Security leaders weigh in 

Ms. Xen Madden, Cybersecurity Expert at Menlo Security:

“The macOS "HM Surf" vulnerability (CVE-2024-44133) is a serious concern because of the unauthorized access it gives. But by the looks of it, most EDR tools will detect it, especially since Microsoft Defender is detecting it.  For large companies that have software to do behavioral detections, this won't have any real effect as they will be protected against this. However, security teams should prioritize updating all macOS devices, actively monitor for suspicious activity, and leverage behavioral-based detection tools to identify and respond to potential threats.”

John Bambenek, President at Bambenek Consulting:

“In essence, this is a privilege escalation vulnerability that requires executing malicious instructions on the victim machine, which running malware could do. The most obvious risk here is to target home users to try to capture video of a victim in a compromising position for later sextortion use. Security teams should update, however, it is important to have defenses in place that prevent malware getting on the machines in the first place.”

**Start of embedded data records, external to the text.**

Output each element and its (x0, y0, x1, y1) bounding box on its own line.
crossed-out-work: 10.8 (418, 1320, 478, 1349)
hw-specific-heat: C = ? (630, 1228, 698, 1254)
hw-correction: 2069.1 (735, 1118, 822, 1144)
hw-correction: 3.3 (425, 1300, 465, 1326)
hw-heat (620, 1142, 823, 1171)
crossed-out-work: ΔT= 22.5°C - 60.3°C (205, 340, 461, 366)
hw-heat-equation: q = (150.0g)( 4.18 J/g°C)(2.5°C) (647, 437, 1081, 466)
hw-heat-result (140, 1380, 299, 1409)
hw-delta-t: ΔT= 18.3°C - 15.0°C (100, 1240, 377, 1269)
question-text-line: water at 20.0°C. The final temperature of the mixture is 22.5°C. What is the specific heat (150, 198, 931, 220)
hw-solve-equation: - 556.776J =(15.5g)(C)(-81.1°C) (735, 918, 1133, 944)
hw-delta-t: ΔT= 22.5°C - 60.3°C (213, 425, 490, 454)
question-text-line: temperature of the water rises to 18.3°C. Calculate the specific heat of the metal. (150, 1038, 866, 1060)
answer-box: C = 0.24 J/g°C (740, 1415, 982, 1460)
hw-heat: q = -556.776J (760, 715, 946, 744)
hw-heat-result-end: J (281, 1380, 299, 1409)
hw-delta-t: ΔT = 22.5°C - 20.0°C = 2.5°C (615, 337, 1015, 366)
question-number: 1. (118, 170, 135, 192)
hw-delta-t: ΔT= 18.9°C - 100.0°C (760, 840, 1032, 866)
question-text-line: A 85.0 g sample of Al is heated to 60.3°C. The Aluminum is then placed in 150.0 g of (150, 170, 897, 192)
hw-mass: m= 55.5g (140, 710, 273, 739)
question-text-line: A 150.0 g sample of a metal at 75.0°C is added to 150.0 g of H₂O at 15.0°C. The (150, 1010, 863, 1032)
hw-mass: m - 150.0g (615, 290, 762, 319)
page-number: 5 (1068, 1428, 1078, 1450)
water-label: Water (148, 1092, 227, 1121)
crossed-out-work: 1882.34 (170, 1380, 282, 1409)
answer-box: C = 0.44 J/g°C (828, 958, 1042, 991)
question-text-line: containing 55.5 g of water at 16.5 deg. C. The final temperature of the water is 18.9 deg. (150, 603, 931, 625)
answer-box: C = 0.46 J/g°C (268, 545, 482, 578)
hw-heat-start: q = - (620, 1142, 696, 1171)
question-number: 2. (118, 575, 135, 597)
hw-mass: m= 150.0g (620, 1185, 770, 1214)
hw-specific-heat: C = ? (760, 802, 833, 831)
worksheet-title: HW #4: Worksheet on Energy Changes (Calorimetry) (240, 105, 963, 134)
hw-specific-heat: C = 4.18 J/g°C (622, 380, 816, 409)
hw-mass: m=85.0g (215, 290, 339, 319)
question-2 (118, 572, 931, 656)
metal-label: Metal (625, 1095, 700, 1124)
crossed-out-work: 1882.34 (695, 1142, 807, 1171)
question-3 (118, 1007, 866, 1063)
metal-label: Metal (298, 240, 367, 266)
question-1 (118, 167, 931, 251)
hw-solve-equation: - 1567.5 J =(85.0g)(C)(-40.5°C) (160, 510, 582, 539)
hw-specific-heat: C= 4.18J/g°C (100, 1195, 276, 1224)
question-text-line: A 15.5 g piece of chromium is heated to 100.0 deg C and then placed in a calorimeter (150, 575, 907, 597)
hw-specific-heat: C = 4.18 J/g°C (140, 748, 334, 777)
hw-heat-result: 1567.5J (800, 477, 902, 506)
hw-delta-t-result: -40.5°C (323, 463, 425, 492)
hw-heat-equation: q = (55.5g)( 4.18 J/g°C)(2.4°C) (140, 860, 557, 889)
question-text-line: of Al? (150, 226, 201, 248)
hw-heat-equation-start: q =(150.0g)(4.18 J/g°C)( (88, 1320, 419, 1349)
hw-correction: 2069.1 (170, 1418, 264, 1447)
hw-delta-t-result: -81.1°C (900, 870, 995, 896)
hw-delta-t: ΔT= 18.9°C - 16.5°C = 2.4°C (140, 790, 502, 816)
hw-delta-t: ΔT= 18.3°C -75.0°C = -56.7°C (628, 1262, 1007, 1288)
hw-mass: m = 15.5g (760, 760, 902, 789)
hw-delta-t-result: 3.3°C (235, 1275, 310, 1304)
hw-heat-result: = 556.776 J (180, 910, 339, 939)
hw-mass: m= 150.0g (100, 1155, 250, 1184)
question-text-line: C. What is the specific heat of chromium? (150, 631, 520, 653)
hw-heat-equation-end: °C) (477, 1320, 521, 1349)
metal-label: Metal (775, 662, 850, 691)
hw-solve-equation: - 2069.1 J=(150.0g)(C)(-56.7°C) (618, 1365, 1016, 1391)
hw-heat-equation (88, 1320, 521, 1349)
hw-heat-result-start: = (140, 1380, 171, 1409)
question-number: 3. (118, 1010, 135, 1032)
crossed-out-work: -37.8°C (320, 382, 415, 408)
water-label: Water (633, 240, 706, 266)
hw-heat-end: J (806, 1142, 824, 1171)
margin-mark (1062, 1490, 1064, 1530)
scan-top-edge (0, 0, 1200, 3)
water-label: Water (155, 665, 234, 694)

Mr. Balazs Greksza, Threat Response Lead at Ontinue:

“The vulnerability is specific to how the Safari browser addresses Transparency, Consent, and Control (TCC) permissions. These TCC details are stored in the user’s “~/Library/Safari” folder, in sqlite3 database PerSitePreferences.db, (which any user can interrogate with simple commands like: 

sqlite3 PerSitePreferences.db

sqlite> SELECT * FROM preference_values; ) 

“In addition, optionally the UserMediaPermissions.plist file(if exists) may contain further configuration details. Defenders can certainly check whether these have been modified and detect the directory change using the DSCL (Directory Service command line) utility as well.

“The exploit claims to use the DSCL tool to modify the home folder which can read without specific permissions, however will require Sudo privileges to modify settings on most Macs, therefore, we believe that the exploit may not be easily and universally abused.”